Brown had a golden run in the Taupō event, he owned it for a while, winning 10 times in 11 years.
In total he's won 12 times, his first victory was in 2001, his last in 2016.
He's been European Ironman Champion while he's finished second twice and third twice at the World Championships in Hawaii.
Brown has no plans on giving up and says he'll be doing another northern hemisphere season this year and still has a couple of events on his bucket list including Ironman Canada which he intends to do for the first time later this year.
So why does he remain at the top of his game? He feels the Ironman allows older athletes to be competitive.
"Definitely, I think as a sport we mature in our thirties, I'm probably the odd one out, I'm still going well in my late forties."
"I think it's just a passion for the sport, trying to push the body still and every year you keep raising the bar as other athletes are pushing the boundaries so you keep pushing it also."
After the disappointment of failing to finish last year, Brown is motivated to do well this weekend and that means winning.

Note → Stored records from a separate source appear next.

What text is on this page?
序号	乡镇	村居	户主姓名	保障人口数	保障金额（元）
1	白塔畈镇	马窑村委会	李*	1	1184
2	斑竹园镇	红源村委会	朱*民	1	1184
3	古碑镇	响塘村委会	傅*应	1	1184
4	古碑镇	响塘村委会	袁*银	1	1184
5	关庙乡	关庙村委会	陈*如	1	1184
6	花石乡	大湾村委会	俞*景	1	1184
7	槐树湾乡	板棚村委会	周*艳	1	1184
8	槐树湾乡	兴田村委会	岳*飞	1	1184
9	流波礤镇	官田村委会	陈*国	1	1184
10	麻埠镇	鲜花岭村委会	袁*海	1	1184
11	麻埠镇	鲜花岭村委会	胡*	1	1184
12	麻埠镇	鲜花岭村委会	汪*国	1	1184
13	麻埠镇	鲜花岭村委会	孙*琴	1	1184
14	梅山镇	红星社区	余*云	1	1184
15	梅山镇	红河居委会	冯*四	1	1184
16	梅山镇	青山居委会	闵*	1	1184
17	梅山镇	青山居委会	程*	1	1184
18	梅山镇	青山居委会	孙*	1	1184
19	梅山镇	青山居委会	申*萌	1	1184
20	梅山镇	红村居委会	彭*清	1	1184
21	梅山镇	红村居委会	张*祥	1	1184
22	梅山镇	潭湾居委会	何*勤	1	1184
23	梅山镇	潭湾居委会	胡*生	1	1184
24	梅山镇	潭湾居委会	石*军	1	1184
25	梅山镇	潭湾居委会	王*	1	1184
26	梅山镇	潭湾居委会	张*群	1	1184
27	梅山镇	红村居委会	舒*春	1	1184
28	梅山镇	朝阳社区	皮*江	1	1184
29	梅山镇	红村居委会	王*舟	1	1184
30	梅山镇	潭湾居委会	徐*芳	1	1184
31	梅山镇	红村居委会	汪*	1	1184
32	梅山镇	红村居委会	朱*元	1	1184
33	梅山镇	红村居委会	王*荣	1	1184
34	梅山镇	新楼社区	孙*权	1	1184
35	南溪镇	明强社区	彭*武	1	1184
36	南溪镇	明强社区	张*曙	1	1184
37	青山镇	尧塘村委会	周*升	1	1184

"Definitely, probably a bit more luck on my side as I'm up against thirty year olds, so if they fall apart then hopefully I can come through, being nearly 48 makes it more and more difficult every year but I'm always up for a challenge."
Brown excels on the run and has often relied on the last leg to chase down his opponents and he feels that will be one of his strengths again this weekend.
"I've been a little hindered, I've only had five or six weeks build-up to this race because of the calf injury which took a lot longer to get over than I anticipated but the run has really come up the last few weeks and I'm really excited about that and hopefully I've done enough to make it as strong as I can."
He'll have plenty of competition once again with New Zealanders Mike Phillips, Braden Currie and Joe Skipper of Britain leading another stellar field, while American Jocelyn McCauley and Meredith Kessler do battle with New Zealander Teresa Adam in the women's race.
However, outside the pros there are another 1300 doing for pleasure, if you can call it that.
Many of them are doing it for the first time, attempting to tick off a bucket list item.
Brown loves being a part of a much bigger event.
"It's great, it's one of those sports where professionals and amateurs compete on the same course at the same time, we're out there for eight hours but some people are out there for 17 hours and you see them on the course and a lot of them inspire you to keep pushing as well."
"It's not just the three o'clock finishers, there's still massive crowds at one o'clock in the morning watching those people finish as well.
Almost 1400 will be taking part in Ironman this weekend with the youngest being 20 and the oldest 80.
There are also just over a thousand people taking part in the 70.3 half Ironman event.
But keep an eye out for Cameron Brown somewhere around Taupō on saturday, he's likely to be somewhere near the front.